Leaders with the Bullis Charter School, a public charter in the Los Altos School District, while not taking an official position in opposition to Measure E, argued that if Measure E passes, an existing funding discrepancy between the charter and non-charter schools within the district would expand. Non-charter schools in the district get about $10,000/year per student from property taxes, while the Bullis Charter School gets somewhat more than $6,000 per student, for a funding gap of $3,739 per student.

With the approval of Measure E, the funding gap will widen from $3,739 per student to $4,292 per student, according to a study commissioned by Bullis.[2]

According to Ken Moore, chairman of the Bullis School Board, "This is just another step in a pattern of inequity."[2]

Wanny Hersey, the principal of Bullis Charter School, sent a letter about Measure E to parents at Bullis in which he said, "Any argument that passing Measure E would benefit [our] students by providing them with more space is highly suspect. The proposed parcel tax increase asks [our] families to pay additional taxes while simultaneously shortchanging them."[2]

Text of measure

English

The question on the ballot:

This text is quoted verbatim from the original source. Any inconsistencies are attributed to the original source.

MEASURE E: To protect excellent education in Los Altos elementary and Junior high schools; preserve core academic programs in reading, writing, math and science; retain highly qualified teachers; and provide books and classroom materials, shall Los Altos School District levy an annual education parcel tax of $193 per parcel for six years, with independent citizen oversight, no funds for administrators’ salaries, an exemption for senior citizens, and al funds used only for support of local elementary and junior high schools?

En Espanol

The question on the ballot:

This text is quoted verbatim from the original source. Any inconsistencies are attributed to the original source.

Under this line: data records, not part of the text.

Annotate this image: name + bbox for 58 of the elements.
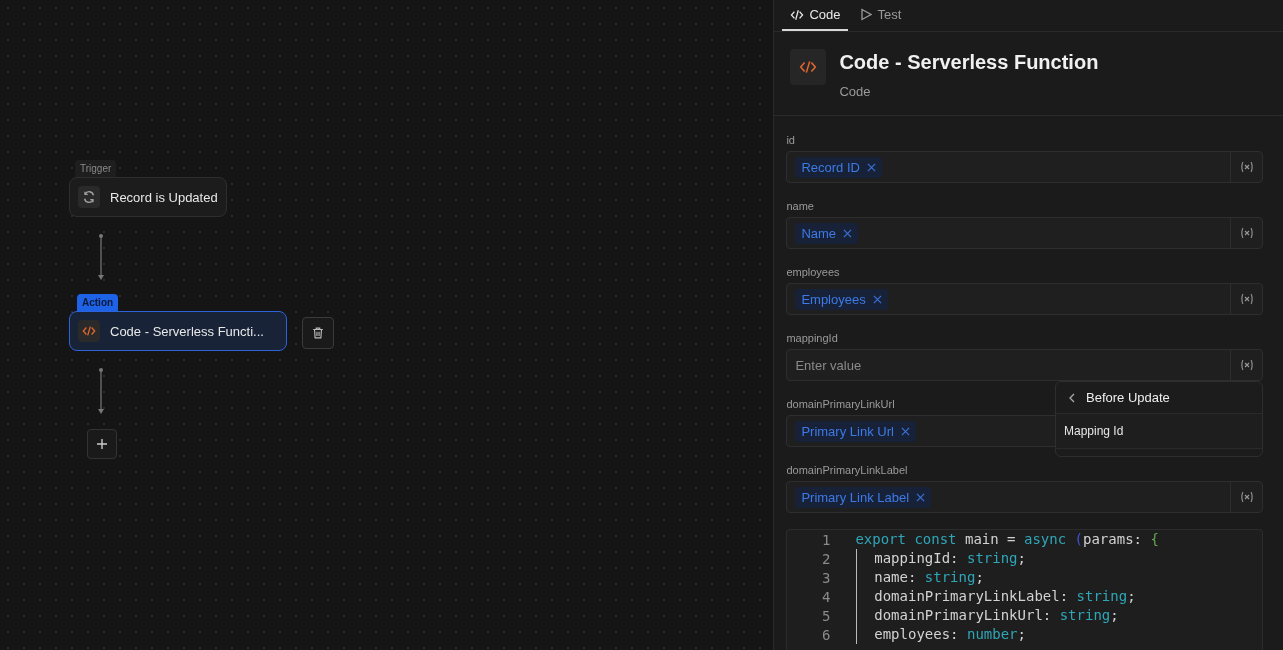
code-icon xyxy=(78,320,100,342)
field-label: id xyxy=(786,134,795,146)
line-number: 4 xyxy=(820,588,832,605)
input-field[interactable]: Employees xyxy=(786,283,1263,315)
code-line: mappingId: string; xyxy=(856,549,1026,568)
variable-icon xyxy=(1239,293,1254,305)
code-line: domainPrimaryLinkUrl: string; xyxy=(856,606,1119,625)
line-number: 3 xyxy=(820,569,832,586)
code-editor[interactable]: 1 export const main = async (params: { 2 mappingId: string; 3 name: string; 4 domainPrimaryLinkLabel: string; 5 domainPrimaryLinkUrl: string; 6 employees: number; xyxy=(786,529,1263,650)
remove-icon[interactable] xyxy=(843,228,853,238)
code-line: export const main = async (params: { xyxy=(855,530,1159,549)
variable-icon xyxy=(1239,161,1254,173)
node-type-badge: Action xyxy=(77,294,119,311)
input-field[interactable]: Enter value xyxy=(786,349,1263,381)
field-label: mappingId xyxy=(786,332,838,344)
variable-icon xyxy=(1239,491,1254,503)
field-label: name xyxy=(786,200,814,212)
line-number: 2 xyxy=(820,550,832,567)
line-number: 1 xyxy=(820,531,832,548)
step-subtitle: Code xyxy=(839,84,872,99)
tab[interactable]: Test xyxy=(852,0,910,31)
remove-icon[interactable] xyxy=(916,492,926,502)
delete-button[interactable] xyxy=(302,317,334,349)
line-number: 5 xyxy=(820,607,832,624)
code-line: employees: number; xyxy=(856,625,1026,644)
input-field[interactable]: Name xyxy=(786,217,1263,249)
refresh-icon xyxy=(78,186,100,208)
variable-chip: Record ID xyxy=(795,156,882,178)
chevron-left-icon xyxy=(1068,392,1076,403)
code-icon xyxy=(790,49,827,85)
line-number: 6 xyxy=(820,626,832,643)
variable-chip: Name xyxy=(795,222,859,244)
code-line: domainPrimaryLinkLabel: string; xyxy=(856,587,1136,606)
variable-dropdown[interactable]: Before Update Mapping Id xyxy=(1055,381,1263,457)
input-field[interactable]: Primary Link Label xyxy=(786,481,1263,513)
variable-icon xyxy=(1239,359,1254,371)
step-title: Code - Serverless Function xyxy=(839,51,1099,74)
remove-icon[interactable] xyxy=(900,426,910,436)
code-icon xyxy=(790,8,805,21)
field-label: domainPrimaryLinkUrl xyxy=(786,398,895,410)
remove-icon[interactable] xyxy=(866,162,876,172)
trash-icon xyxy=(311,326,325,340)
workflow-node[interactable]: Code - Serverless Functi... xyxy=(69,311,287,351)
plus-icon xyxy=(96,438,108,450)
field-label: domainPrimaryLinkLabel xyxy=(786,464,908,476)
code-line: name: string; xyxy=(856,568,984,587)
tab[interactable]: Code xyxy=(782,0,849,31)
node-type-badge: Trigger xyxy=(75,160,117,177)
variable-chip: Primary Link Label xyxy=(795,486,932,508)
workflow-node[interactable]: Record is Updated xyxy=(69,177,227,217)
variable-chip: Employees xyxy=(795,288,888,310)
variable-icon xyxy=(1239,227,1254,239)
play-icon xyxy=(860,8,873,21)
remove-icon[interactable] xyxy=(872,294,882,304)
add-step-button[interactable] xyxy=(87,429,117,459)
input-field[interactable]: Record ID xyxy=(786,151,1263,183)
field-label: employees xyxy=(786,266,840,278)
variable-chip: Primary Link Url xyxy=(795,420,916,442)
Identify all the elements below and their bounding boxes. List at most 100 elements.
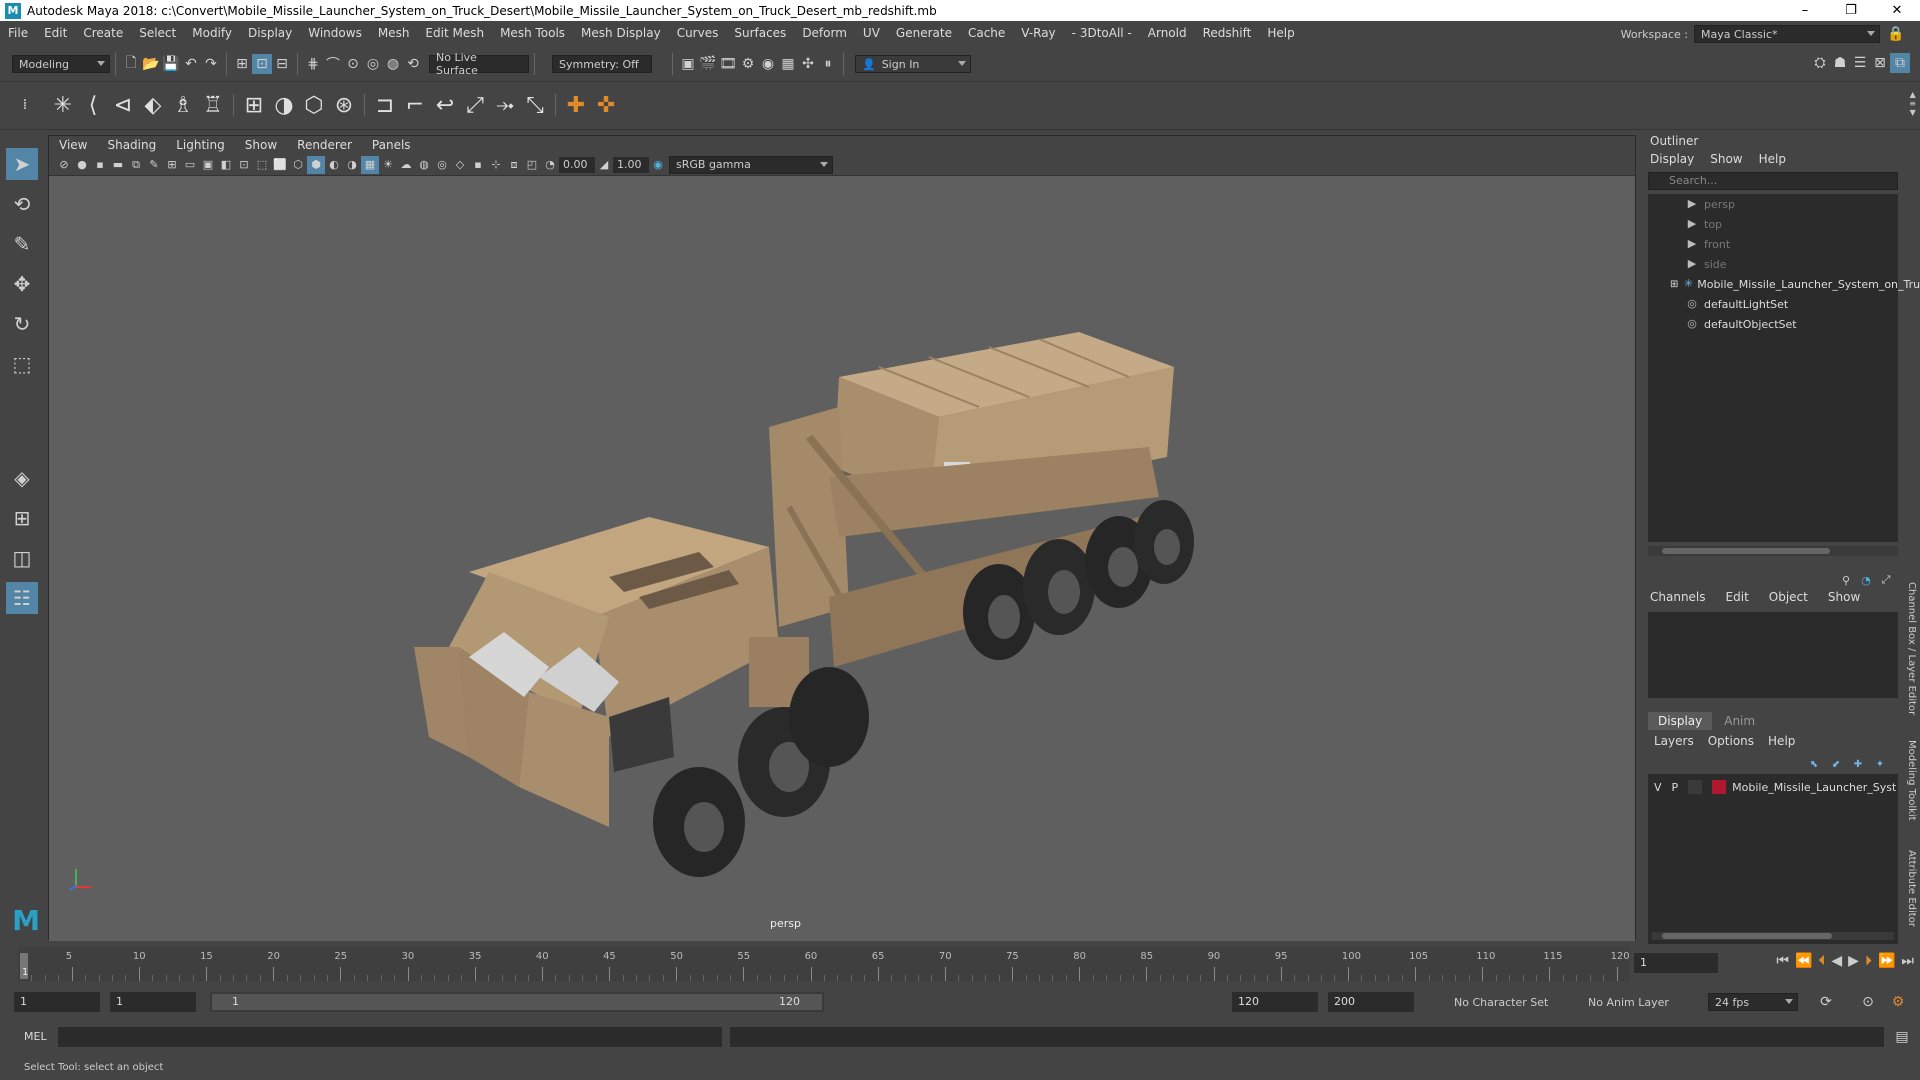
- layer-visibility-toggle[interactable]: V: [1654, 781, 1662, 794]
- symmetry-dropdown[interactable]: Symmetry: Off: [552, 55, 652, 73]
- layers-menu[interactable]: Layers: [1654, 734, 1694, 748]
- cluster-icon[interactable]: ⊛: [329, 90, 359, 120]
- select-camera-icon[interactable]: ⊘: [55, 156, 73, 174]
- render-view-icon[interactable]: ▣: [678, 54, 698, 74]
- multisample-icon[interactable]: ⧈: [505, 156, 523, 174]
- channels-menu[interactable]: Channels: [1650, 590, 1706, 604]
- play-backwards-icon[interactable]: ◀: [1831, 953, 1842, 969]
- outliner-menu-display[interactable]: Display: [1650, 152, 1694, 166]
- ik-spline-icon[interactable]: ⊲: [108, 90, 138, 120]
- auto-key-icon[interactable]: ⊙: [1858, 992, 1878, 1012]
- constraint-point-icon[interactable]: ⌐: [400, 90, 430, 120]
- step-back-key-icon[interactable]: ⏴: [1818, 953, 1825, 969]
- move-layer-down-icon[interactable]: ⬋: [1828, 756, 1844, 772]
- select-hierarchy-icon[interactable]: ⊞: [232, 54, 252, 74]
- exposure-field[interactable]: 0.00: [559, 156, 595, 173]
- channel-box-expand-icon[interactable]: ⤢: [1878, 572, 1894, 588]
- outliner-search-input[interactable]: Search...: [1648, 172, 1898, 190]
- wireframe-on-shaded-icon[interactable]: ▦: [361, 155, 379, 174]
- motion-blur-icon[interactable]: ▪: [469, 156, 487, 174]
- current-frame-field[interactable]: 1: [1634, 953, 1718, 973]
- constraint-pole-icon[interactable]: ⤡: [520, 90, 550, 120]
- loop-icon[interactable]: ⟳: [1816, 992, 1836, 1012]
- go-to-end-icon[interactable]: ⏭: [1901, 953, 1914, 969]
- four-view-layout-icon[interactable]: ⊞: [6, 502, 38, 534]
- playback-start-field[interactable]: 1: [110, 992, 196, 1012]
- outliner-layout-icon[interactable]: ☷: [6, 582, 38, 614]
- render-settings-icon[interactable]: ⚙: [738, 54, 758, 74]
- snap-curve-icon[interactable]: ⌒: [323, 54, 343, 74]
- menu-deform[interactable]: Deform: [794, 26, 855, 40]
- panel-menu-show[interactable]: Show: [235, 138, 287, 152]
- menu-edit-mesh[interactable]: Edit Mesh: [417, 26, 492, 40]
- menu-3dtoall[interactable]: - 3DtoAll -: [1064, 26, 1140, 40]
- layer-color-swatch[interactable]: [1712, 780, 1727, 794]
- gamma-icon[interactable]: ◢: [595, 156, 613, 174]
- tab-attribute-editor[interactable]: Attribute Editor: [1906, 850, 1917, 927]
- panel-menu-panels[interactable]: Panels: [362, 138, 421, 152]
- workspace-dropdown[interactable]: Maya Classic*: [1694, 25, 1880, 43]
- mode-dropdown[interactable]: Modeling: [12, 55, 110, 73]
- menu-generate[interactable]: Generate: [888, 26, 960, 40]
- ipr-render-icon[interactable]: 🎞: [718, 54, 738, 74]
- snap-point-icon[interactable]: ⊙: [343, 54, 363, 74]
- end-frame-field[interactable]: 200: [1328, 992, 1414, 1012]
- quick-rig-icon[interactable]: ♖: [198, 90, 228, 120]
- tab-channel-box-layer-editor[interactable]: Channel Box / Layer Editor: [1906, 582, 1917, 715]
- menu-modify[interactable]: Modify: [184, 26, 240, 40]
- textured-icon[interactable]: ◑: [343, 156, 361, 174]
- play-forwards-icon[interactable]: ▶: [1848, 953, 1859, 969]
- smooth-bind-icon[interactable]: ◑: [269, 90, 299, 120]
- expand-icon[interactable]: ⊞: [1670, 279, 1678, 290]
- ik-handle-icon[interactable]: ⟨: [78, 90, 108, 120]
- new-scene-icon[interactable]: 🗋: [121, 54, 141, 74]
- maximize-button[interactable]: ❐: [1828, 0, 1874, 21]
- menu-display[interactable]: Display: [240, 26, 300, 40]
- minimize-button[interactable]: –: [1782, 0, 1828, 21]
- color-space-dropdown[interactable]: sRGB gamma: [669, 155, 833, 174]
- channel-box-pin-icon[interactable]: ⚲: [1838, 572, 1854, 588]
- shelf-settings-icon[interactable]: ⁞: [18, 90, 32, 120]
- outliner-item-truck-group[interactable]: ⊞ ✳ Mobile_Missile_Launcher_System_on_Tru: [1648, 274, 1920, 294]
- menu-mesh-display[interactable]: Mesh Display: [573, 26, 669, 40]
- outliner-item-front[interactable]: ▶ front: [1648, 234, 1898, 254]
- panel-menu-view[interactable]: View: [49, 138, 97, 152]
- snap-grid-icon[interactable]: ⋕: [303, 54, 323, 74]
- smooth-shade-icon[interactable]: ⬢: [307, 155, 325, 174]
- undo-icon[interactable]: ↶: [181, 54, 201, 74]
- move-tool-icon[interactable]: ✥: [6, 268, 38, 300]
- live-surface-field[interactable]: No Live Surface: [429, 51, 529, 77]
- resolution-gate-icon[interactable]: ▣: [199, 156, 217, 174]
- gate-mask-icon[interactable]: ◧: [217, 156, 235, 174]
- ambient-occlusion-icon[interactable]: ◇: [451, 156, 469, 174]
- 3d-viewport[interactable]: [49, 177, 1635, 941]
- exposure-icon[interactable]: ◔: [541, 156, 559, 174]
- mel-label[interactable]: MEL: [24, 1030, 47, 1043]
- outliner-item-default-object-set[interactable]: ◎ defaultObjectSet: [1648, 314, 1898, 334]
- humanik-icon[interactable]: ♗: [168, 90, 198, 120]
- hypershade-icon[interactable]: ◉: [758, 54, 778, 74]
- timeline-ruler[interactable]: 1 5 10 15 20 25 30 35 40 45 50 55 60 65 70 75 80 85 90 95 1…: [18, 947, 1630, 981]
- wireframe-icon[interactable]: ⬡: [289, 156, 307, 174]
- select-component-icon[interactable]: ⊟: [272, 54, 292, 74]
- attribute-editor-icon[interactable]: ☰: [1850, 53, 1870, 73]
- scale-tool-icon[interactable]: ⬚: [6, 348, 38, 380]
- outliner-hscrollbar[interactable]: [1648, 546, 1898, 556]
- range-bar[interactable]: 1 120: [210, 992, 824, 1012]
- script-editor-icon[interactable]: ▤: [1892, 1027, 1912, 1047]
- select-object-icon[interactable]: ⊡: [252, 54, 272, 74]
- constraint-scale-icon[interactable]: ⤢: [460, 90, 490, 120]
- menu-arnold[interactable]: Arnold: [1140, 26, 1195, 40]
- camera-attributes-icon[interactable]: ●: [73, 156, 91, 174]
- snap-live-icon[interactable]: ⟲: [403, 54, 423, 74]
- open-scene-icon[interactable]: 📂: [141, 54, 161, 74]
- render-frame-icon[interactable]: 🎬: [698, 54, 718, 74]
- xray-joints-icon[interactable]: ◎: [433, 156, 451, 174]
- step-back-icon[interactable]: ⏪: [1795, 953, 1812, 969]
- character-controls-icon[interactable]: ☗: [1830, 53, 1850, 73]
- depth-of-field-icon[interactable]: ◰: [523, 156, 541, 174]
- color-management-icon[interactable]: ◉: [649, 156, 667, 174]
- layer-type-toggle[interactable]: [1688, 780, 1703, 794]
- menu-curves[interactable]: Curves: [669, 26, 727, 40]
- mel-command-input[interactable]: [58, 1027, 722, 1047]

MEASURE E: A fin de proteger la excelente educación en las escuelas primarias e intermedias de Los Altos; preservar los programas académicos principales en lectura, redacción, matemáticas y ciencias; retener a maestros altamente calificados; y proporcionar libros y materiales para las aulas, ¿Debe el Distrito Escolar de Los Altos gravar un impuesto anual a la parcela para educación de $193 por parcela durante seis años, con supervisión ciudadana independiente, sin fondos para salarios de administradores, con una exención para los ciudadanos de la tercera edad, y que todos los fondos se utilicen únicamente para apoyar a las escuelas primarias e intermedias locales?